REGIONALIZACIÓN, UN PREDETERMINADO QUE NECESITA FORTALECERSE

ANDRES GILLMORE
ANDRÉS GILLMORE

La realidad que vive Aysén ante la intención del gobierno de intervenir la Cuenca del lago General Carrera con desarrollos mineros y en especial el proyecto Minero Los Domos, ubicado en la Reserva Nacional Jeinimeni, nos ha llevado a reconocer en esta intención una profunda falla en el modelo actual de administración de las regiones, por un gobierno que es capaz de justificar cualquier cosa con el discurso trasnochado, que lo que se necesita es trabajo y si contamina y destruye da lo mismo. Con esta realidad impuesta, es imposible pretender que una región de las características de Aysén, pueda proyectarse de manera adecuada y como corresponde y sobre todo, si los que viven en la región son usurpados del derecho elemental de vivir en un ambiente sano y limpio y con proyección de futuro.

La regionalización y la elección democrática de los Gobernadores, es por sobre todas las cosas una herramienta eficaz, que permite crear una realidad social con carácter local, a favor de la sustentabilidad del país con base en las regiones. Ello permitiría que el modelo como un todo sea más eficiente y uniforme, con el objetivo de obtener más participación, autonomía y desarrollo para todos y no solo para algunos, como ha venido sucediendo en los últimos 30 años.

La regionalización es un engranaje funcional, que permite un desarrollo equilibrado fundamentado en la equidad de la toma de decisiones. Esta visión teórica de lo que se supone es una regionalización adecuada, ha sido olvidada en forma eficiente, encontrándonos al día de hoy con un modelo administrativo centralista, que usa a las regiones y las usurpa de su individualidad para mantenerse.

La regionalización es ante todo la búsqueda del desarrollo con consecuencia, desde un punto de vista que va mucho más allá de los propios vínculos administrativos y que tienen como objetivo principal la descentralización de los órganos administrativos, por medio de un modelo de desarrollo que este de acuerdo con la idiosincrasia de cada región, con respeto y unión cultural. La realidad de hoy es totalmente contraria al objetivo de lo que se persiguió al momento de instaurar el sistema de regiones en el país; que no fue otra que la búsqueda de un mayor dinamismo y un desarrollo micro-económico que fuera sustentable en el tiempo.
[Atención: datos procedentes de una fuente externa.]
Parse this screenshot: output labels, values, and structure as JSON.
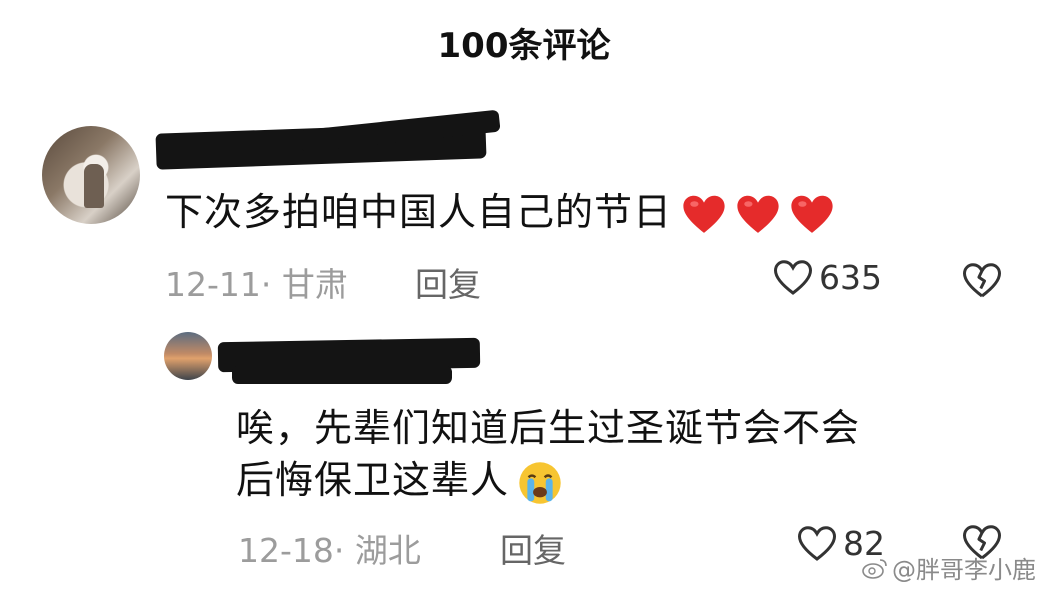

La constitución del 80 intento de mala manera rectificar esa falencia con algunas consideraciones, pero lamentablemente la visión del “Estado unitario” ha sido una lacra que los políticos en democracia no han tenido la audacia de cambiar, principalmente por intereses centralistas que no representan el bien general y sí el particular, de ideales que están ajenos al bien social de los mismos partidos políticos y de los que los dirigen.Las regiones no tienen personalidad jurídica y no cuentan con un patrimonio propio, lo que las hace extremadamente dependientes. Y son las que precisamente tienen la riqueza.
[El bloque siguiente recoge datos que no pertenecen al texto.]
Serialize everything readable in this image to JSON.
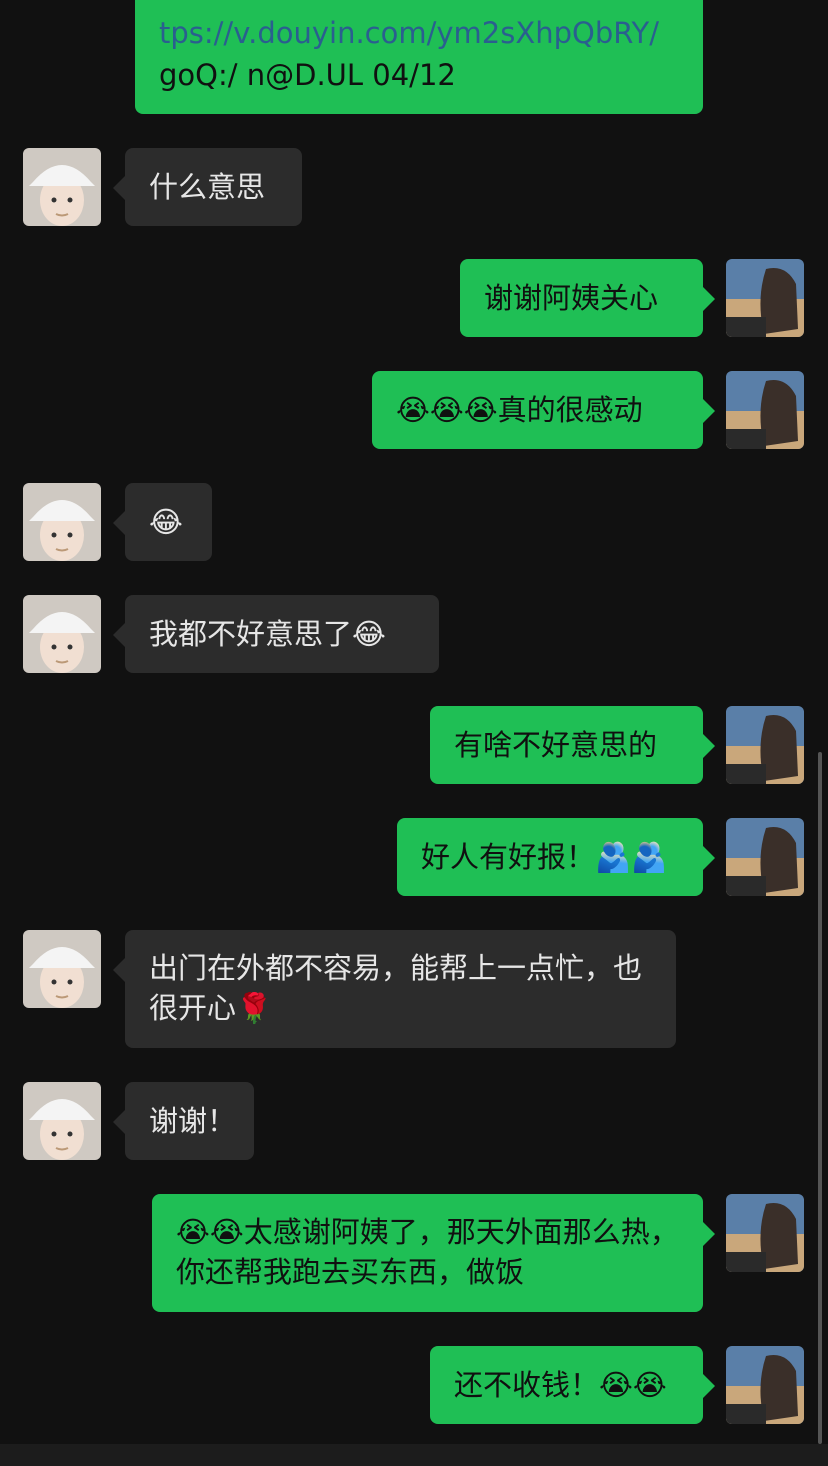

La base de un desarrollo moderno y eficaz es por sobre todas las cosas, respetar la diversidad de los territorios regionales, tomando en cuenta sus diferenciaciones geográficas,climáticas, productivas y culturales. Al desecharlas, se  produce un desbalance y un círculo vicioso negativo que generan disconformidad ciudadana y un retroceso elemental. El modelo actual ha dejado de lado el concepto de los gobiernos locales, objetivo primordial de la regionalización. Ellos permitirían modernizar y flexibilizar las competencias con una ejecución certera, asignando recursos proporcionales de manera justa, incrementando los porcentajes en la participación del gasto público, descentralizando y flexibilizado la toma de decisiones con una visión propia y con congresistas no tan preocupados de los partidos políticos y si del país a nivel regional.

Hoy más que nunca necesitamos potencializar las regiones y darles la independencia que se merecen, para hacer que la diversidad de los elementos culturales, sociales y económicos que representan las regiones, sustenten el fundamento que se necesita para producir los cambios y catapultarse hacia los desafíos que nos esperan en este siglo 21.